HOW do Scots like their eggs in the morning? Fried, scrambled, poached, hard-boiled, dippy in the middle or whipped up into an omelette?
Whatever the preferred method of consumption, there are many ways that eggs can make an appearance at the breakfast table. And retailers should be wise to the fact that Scots buy more eggs than their counterparts in the rest of Great Britain.
Kantar research shows that, in the year up to November 2013, eggs made up 8% of breakfast foods most likely to be featured at the morning meal.
Noble Foods, which owns free-range egg brand The Happy Egg Co and other brands Big & Fresh and Eggs for Soldiers, says that the recession has had a big impact on egg sales and the breakfast category.
The economic downturn led to consumers becoming more focused on value as budgets tightened, it says. And, the firm argues, eggs offer consumers good value due to their versatility and because families know that by having eggs at home, there’ll always be something to make a meal with.
Scottish consumers are big fans of eggs. Noble says Nielsen research shows that in the year to December 2013, total volume sales of eggs in Scotland were up 0.65%. That compared to a fall of 0.13% in England and Wales.
The company says its Happy Egg Co eggs are achieving significantly greater growth in Scotland, where volume sales are up 9.6%, than in England and Wales, where volume sales still increased but by 5.4%.
Noble conducted its own research and found that four in 10 consumers eat eggs for breakfast once a week. And many of them are keen on different cooking methods.
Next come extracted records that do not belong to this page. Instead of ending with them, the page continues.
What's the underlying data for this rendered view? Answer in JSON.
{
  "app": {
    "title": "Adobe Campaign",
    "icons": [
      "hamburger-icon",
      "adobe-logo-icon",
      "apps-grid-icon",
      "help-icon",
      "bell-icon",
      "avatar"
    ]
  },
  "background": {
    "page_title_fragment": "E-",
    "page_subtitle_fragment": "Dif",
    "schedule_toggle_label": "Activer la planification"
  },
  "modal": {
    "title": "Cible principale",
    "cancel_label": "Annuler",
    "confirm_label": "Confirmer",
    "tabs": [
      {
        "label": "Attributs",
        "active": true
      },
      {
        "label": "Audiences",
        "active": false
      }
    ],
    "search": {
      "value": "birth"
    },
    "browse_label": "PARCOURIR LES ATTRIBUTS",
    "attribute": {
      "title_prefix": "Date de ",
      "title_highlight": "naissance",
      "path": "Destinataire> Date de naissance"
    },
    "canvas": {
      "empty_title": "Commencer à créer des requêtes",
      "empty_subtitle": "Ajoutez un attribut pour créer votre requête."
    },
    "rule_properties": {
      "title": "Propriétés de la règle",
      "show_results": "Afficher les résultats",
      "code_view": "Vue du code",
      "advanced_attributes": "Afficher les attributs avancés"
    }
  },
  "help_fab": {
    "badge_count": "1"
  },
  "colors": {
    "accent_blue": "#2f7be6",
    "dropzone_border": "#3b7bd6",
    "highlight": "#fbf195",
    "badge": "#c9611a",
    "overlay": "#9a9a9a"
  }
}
The firm found that 86% of consumers scramble their eggs and 84% boil or fry them.
The frequency and number of eggs purchased depends on the size of the household – but 40% purchase eggs once a week.
Noble says Nielsen research shows that sales of Free Range and Organic eggs reached a new high of 57.1% share in October 2013. That equates to a value of £616.5m.
It suggests retailers should stock its free-range egg brand to tap into the trend.
Eggs are also increasingly seen as a healthy food which is particularly relevant in the early months of the year, the firm argues.